When environmentalist-inspired regulations make it almost impossible to get building permits, public entities collect higher fees, and favored developers build homes they can sell for more money and more profit. When environmentalists litigate to stop the construction of a new reservoir, public agencies retain the funds for more internally remunerative uses, and the possibility of new home construction is diminished. Without access to water, new homes cannot get built. When homes are too expensive for most families to afford, institutional investors roll in and buy whole subdivisions and rent them all, depriving Americans of what throughout our history was the most reliable way to build generational wealth.
It is crucial to understand the collaborative role of the high-tech industry in all this. Property management by institutional investors, along with the operation of modern appliances by individual homeowners, will be facilitated by appliances connected to the internet and algorithmically monitored.
Tech firms will secure perpetual and lucrative new revenue streams supplying hardware components for this entire surveillance panopticon, along with collecting fees for mandatory and frequent software updates. Remember the bored Maytag repair man? Those days are done. Technological “upgrades” to enable ultra-efficient appliances mean you’ll replace your refrigerator, washer, dryer, dishwasher, hot water heater, and every other durable good as often as you replace your smartphone. Planned obsolescence, masquerading as green and empowering, is the new normal.
Rationing in all its forms—and seldom ever called by that name—rewards the entrenched elite and harms everyone else.
Banks, institutional investors, mega housing developers, international corporations, tech heavyweights, public utilities, and public agencies all prefer high density. Environmentalism provides cover.
None of this is meant to disparage legitimate expressions of environmentalism. If one wishes to ignore the economic reasons for the high-density movement and ascribe to density proponents purely enlightened motivations, then this comes down to two competing visions of environmentalism and sustainability.
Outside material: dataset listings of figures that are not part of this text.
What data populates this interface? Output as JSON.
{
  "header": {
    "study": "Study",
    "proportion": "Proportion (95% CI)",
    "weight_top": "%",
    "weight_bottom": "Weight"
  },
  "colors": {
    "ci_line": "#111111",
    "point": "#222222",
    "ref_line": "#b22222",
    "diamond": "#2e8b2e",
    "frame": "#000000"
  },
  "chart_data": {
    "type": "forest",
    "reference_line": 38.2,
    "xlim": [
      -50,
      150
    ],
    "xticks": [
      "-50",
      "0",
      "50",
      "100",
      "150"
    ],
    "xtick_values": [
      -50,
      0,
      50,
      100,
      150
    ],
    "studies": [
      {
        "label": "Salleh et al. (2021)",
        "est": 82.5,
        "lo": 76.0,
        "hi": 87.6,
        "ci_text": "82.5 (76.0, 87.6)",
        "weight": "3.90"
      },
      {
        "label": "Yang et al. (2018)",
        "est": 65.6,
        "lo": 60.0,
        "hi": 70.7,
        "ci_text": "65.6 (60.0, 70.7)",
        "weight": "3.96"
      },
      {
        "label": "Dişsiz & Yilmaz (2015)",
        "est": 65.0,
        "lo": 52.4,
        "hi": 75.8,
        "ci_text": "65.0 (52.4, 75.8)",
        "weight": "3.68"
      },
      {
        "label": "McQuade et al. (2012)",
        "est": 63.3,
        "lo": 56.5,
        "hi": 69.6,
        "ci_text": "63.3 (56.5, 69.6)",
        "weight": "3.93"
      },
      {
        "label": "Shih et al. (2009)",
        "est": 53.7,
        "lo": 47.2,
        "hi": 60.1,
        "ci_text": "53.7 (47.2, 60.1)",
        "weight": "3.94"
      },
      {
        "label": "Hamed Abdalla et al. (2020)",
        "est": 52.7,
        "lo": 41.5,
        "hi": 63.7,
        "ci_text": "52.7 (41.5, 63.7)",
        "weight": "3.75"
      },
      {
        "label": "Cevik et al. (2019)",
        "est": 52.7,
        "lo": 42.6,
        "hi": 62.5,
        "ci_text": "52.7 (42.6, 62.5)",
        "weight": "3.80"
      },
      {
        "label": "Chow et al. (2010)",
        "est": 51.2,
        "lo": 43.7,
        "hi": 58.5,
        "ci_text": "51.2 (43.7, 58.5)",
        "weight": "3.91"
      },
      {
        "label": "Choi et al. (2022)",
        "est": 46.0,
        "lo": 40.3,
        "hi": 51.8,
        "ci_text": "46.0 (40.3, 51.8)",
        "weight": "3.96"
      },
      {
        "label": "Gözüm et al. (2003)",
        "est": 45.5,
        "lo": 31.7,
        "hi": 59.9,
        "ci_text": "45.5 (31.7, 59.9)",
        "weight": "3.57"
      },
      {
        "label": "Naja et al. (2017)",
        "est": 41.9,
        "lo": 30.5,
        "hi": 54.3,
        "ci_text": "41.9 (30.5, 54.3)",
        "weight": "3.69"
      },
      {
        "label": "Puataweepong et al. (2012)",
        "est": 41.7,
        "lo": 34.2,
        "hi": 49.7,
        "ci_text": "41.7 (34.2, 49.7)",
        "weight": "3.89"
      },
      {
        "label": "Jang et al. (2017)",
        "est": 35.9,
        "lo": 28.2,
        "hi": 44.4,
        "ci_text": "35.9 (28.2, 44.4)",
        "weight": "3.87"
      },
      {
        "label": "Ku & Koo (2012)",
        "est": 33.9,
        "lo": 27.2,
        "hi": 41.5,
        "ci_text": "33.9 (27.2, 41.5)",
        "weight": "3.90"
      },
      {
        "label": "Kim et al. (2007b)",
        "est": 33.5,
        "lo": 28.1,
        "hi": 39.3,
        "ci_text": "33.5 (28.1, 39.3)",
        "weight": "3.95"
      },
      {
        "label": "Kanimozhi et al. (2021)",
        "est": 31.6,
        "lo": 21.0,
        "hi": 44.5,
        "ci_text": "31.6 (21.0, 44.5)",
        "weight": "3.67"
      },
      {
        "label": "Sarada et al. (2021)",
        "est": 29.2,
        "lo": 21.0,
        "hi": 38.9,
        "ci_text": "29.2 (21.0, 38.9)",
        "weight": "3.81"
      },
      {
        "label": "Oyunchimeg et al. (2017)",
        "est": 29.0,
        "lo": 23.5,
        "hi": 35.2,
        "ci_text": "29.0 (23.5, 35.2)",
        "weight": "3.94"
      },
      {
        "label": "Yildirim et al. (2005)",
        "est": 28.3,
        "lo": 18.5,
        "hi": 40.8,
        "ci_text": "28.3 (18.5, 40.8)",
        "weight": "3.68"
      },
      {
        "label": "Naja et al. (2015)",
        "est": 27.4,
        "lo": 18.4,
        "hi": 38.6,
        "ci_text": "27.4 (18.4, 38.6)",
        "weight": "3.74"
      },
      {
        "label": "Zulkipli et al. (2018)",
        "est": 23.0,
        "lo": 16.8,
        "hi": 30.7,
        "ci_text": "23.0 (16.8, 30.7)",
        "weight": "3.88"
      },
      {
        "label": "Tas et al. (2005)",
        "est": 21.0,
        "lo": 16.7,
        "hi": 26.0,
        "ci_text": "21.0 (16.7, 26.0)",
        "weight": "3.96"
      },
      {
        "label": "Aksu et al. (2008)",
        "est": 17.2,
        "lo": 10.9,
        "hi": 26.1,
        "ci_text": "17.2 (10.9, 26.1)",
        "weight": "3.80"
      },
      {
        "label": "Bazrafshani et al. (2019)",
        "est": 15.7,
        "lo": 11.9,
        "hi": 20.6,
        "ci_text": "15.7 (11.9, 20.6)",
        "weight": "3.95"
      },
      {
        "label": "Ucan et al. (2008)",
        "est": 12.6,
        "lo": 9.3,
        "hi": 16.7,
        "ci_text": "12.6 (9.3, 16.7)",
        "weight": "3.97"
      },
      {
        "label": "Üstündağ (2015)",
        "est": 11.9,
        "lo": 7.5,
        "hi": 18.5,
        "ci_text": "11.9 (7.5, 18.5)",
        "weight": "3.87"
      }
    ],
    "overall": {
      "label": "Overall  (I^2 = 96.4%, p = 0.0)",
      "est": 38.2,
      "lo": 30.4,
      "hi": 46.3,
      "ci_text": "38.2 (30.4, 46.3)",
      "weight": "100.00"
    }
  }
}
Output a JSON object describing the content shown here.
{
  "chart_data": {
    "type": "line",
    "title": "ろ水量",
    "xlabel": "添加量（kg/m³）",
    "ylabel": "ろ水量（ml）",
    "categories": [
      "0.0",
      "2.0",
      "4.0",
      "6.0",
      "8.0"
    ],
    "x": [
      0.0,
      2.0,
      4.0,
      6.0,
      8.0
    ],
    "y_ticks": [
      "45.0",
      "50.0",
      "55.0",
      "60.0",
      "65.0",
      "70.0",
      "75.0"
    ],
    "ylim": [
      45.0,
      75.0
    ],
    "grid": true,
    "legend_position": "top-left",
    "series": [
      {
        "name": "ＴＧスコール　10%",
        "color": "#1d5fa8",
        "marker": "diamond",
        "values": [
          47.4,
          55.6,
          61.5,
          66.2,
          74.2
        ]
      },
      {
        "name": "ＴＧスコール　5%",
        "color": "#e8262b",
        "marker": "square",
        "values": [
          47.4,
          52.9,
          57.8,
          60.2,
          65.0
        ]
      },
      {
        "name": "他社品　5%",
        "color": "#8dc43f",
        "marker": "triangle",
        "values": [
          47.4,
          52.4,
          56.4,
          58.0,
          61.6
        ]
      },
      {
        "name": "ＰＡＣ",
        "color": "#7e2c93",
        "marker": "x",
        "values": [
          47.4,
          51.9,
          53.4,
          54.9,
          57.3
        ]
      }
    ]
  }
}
One of them recognizes the importance of building enabling infrastructure so small investors and individual families can afford to live however they wish. Some will prefer the amenities of a densely populated urban core, and others will prefer the ambiance of spacious suburbs. But the notion that Americans are running out of room or resources to build new suburbs is as delusional as the idea that only a “smart” appliance can achieve acceptable levels of efficiency and sustainability. All too often, these are merely opportunistic lies endlessly parroted by journalists who have never examined the facts.
The prevailing vision of environmentalism today, unfortunately, caters to a global oligarchy. They have decided it is in their interests, along with the interests of the planet—most definitely in that order—to preach imminent doom. Stack and pack, do it for the earth, and laugh all the way to the bank.